Espinosa uses screens for seven categories of value in emerging markets to identify long-term investments. These categories are related to a company’s balance sheet and cash flows and include measures such as balance sheet liquidity (cash or highly liquid assets undervalued by the market) and a company’s breakup value (when its liquidation value exceeds its market capitalization).

“The seven categories try to define value in terms of their fundamental drivers and not just in terms of multiples, which I think is the problem with the traditional definition of value of low multiples. If you do that, you could fall into traps,” Espinosa says.

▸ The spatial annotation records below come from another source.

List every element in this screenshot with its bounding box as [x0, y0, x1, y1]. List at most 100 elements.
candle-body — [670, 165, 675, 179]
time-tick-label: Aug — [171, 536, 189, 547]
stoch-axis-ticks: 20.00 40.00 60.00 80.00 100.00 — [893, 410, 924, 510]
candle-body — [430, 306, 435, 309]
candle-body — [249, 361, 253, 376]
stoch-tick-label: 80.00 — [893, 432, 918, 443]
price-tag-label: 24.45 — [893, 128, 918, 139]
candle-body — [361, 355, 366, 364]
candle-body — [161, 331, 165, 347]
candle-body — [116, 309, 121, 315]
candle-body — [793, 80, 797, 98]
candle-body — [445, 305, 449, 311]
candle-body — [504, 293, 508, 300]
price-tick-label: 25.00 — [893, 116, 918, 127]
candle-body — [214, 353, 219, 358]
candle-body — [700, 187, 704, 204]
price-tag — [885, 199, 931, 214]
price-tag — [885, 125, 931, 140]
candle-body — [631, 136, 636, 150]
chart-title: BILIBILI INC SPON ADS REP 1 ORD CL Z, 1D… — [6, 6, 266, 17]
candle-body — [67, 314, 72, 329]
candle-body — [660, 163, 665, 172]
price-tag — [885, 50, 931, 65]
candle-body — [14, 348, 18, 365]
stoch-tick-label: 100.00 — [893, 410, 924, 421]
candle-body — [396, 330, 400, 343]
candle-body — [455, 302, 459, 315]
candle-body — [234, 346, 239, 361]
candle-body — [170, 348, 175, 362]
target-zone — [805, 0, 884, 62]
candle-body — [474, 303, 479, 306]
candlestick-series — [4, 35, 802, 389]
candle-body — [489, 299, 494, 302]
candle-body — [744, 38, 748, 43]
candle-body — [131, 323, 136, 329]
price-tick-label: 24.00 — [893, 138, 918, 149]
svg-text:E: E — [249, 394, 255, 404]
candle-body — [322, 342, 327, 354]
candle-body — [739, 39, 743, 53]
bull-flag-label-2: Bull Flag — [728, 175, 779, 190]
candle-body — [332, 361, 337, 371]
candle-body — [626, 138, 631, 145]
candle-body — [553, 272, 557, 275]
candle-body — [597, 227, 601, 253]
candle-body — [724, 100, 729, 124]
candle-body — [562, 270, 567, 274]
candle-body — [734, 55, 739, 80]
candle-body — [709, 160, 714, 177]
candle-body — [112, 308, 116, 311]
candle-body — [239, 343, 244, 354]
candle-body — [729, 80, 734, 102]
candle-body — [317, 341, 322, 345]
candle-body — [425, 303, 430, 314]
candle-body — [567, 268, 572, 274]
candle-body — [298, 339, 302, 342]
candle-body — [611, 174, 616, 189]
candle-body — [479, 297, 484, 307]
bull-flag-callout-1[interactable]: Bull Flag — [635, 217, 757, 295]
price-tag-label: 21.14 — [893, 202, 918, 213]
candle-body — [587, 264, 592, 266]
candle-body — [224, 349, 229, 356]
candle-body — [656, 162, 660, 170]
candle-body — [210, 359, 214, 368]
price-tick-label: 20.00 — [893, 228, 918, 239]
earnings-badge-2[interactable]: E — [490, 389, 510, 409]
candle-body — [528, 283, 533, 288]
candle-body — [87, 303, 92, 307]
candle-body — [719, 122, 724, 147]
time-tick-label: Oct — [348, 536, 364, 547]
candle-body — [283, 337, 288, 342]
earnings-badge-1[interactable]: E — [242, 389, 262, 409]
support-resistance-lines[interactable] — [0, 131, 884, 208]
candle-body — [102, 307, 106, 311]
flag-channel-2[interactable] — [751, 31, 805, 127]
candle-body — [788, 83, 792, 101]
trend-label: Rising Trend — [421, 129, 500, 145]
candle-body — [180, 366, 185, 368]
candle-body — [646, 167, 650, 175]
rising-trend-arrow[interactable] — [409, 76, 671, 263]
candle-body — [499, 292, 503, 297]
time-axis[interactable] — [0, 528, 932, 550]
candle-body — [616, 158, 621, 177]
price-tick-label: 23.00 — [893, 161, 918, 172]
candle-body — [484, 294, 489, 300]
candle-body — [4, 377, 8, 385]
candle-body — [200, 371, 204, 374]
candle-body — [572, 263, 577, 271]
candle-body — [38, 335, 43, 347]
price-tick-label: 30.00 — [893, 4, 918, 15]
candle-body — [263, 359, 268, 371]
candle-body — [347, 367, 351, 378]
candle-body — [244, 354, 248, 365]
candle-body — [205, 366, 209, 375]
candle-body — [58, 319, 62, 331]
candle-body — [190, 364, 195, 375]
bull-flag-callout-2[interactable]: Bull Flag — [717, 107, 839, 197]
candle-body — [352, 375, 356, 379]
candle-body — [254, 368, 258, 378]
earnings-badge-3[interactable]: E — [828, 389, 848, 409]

He incorporates these categories with other attributes of a company, such as the spread between its return on equity and cost of equity (or ROE-COE spread), along with a company’s resilience (which he defines as its ability to prolong the growth and income stage of its life cycle for a long period) and its global validation (the company’s proven ability to sustain and defend its source of value). Espinosa also seeks a valuation he believes is consistent with the targeted minimum long-term rate of return.

“I’m not pursuing countries or sectors; it’s really all about the companies,” Espinosa says, adding that he and his team compile a portfolio of companies that each have their own individual drivers. “In my opinion, diversifying across drivers of investment return gives you a better chance of performing through the cycle. I don’t care what factor is outperforming right now. I have my diversity of companies that will drive the investment return, and I think that adds value.”

Finding Gems
The end result is a multi-capitalization portfolio where mid-caps represented 38% of the holdings at the end of June, followed by a 32% weighting in large caps and 22% in small caps. (The remaining 9% was in cash and other assets.) Countries in East and South Asia made up 55% of the fund’s assets, while Latin America and the Middle East/Africa region were the next biggest weightings at 13% and 12%, respectively.

Beyond using his valuation screens to find potential portfolio candidates, Espinosa uncovers what he calls investing “gems” by traveling quarterly for roughly two weeks at a time to less-trafficked parts of the investment world, attending industry conferences and doing company visits. He sometimes finds well-run companies in unlikely places.

“There are good companies everywhere,” he says. “Many investors consider emerging markets or frontier markets as risky. That can be true in a general sense, but when you get into company specifics there are gems everywhere.”

But not all gems are investable. For example, he notes, there are some brewers in Africa he would’ve invested in but didn’t because their equities were too illiquid. But beer has universal appeal, and the Overseas Value Fund taps into that industry segment by investing in Anheuser-Busch InBev, a Belgium-based multinational brewing giant (the result of InBev’s acquisition of Anheuser-Busch in 2008), as well as its subsidiary, Brazilian brewer Ambev.

In a white paper from last September, Espinosa explained that his fund took a stake in Ambev after he and his team ascertained that its high ROE-COE spread provided a significant buffer to continue being profitable even if Brazil suffers a recession and the Brazilian real devalues.

In an interview, he explains that AB InBev and Ambev are different companies from a portfolio perspective because they bring different things to the table. AB InBev is levered, pays a low dividend and is a deleveraging story, while Ambev has net cash and pays a high dividend.

“They offer a diversity of the drivers of return,” Espinosa says. “I expect investment returns from both but they’ll do it differently—one from lowering debt and increasing the dividend, the other by increasing its volumes and margins due to investments in terms of changing how it operates.”

Espinosa offers that investors typically find value-oriented investments in efficient, developed markets by spotting some sort of trouble (without which a company likely wouldn’t be cheap in the first place). But in the emerging markets, he says, lots of well-run companies are undervalued simply because investors aren’t turning over enough rocks to find those gems.

“To me it’s easy pickings, and we haven’t had to pursue trouble to find value,” he says. “In our opinion, that market is mature enough where you can pursue other strategies that look at other factors, and you can get them at good prices because no one is pursuing them.”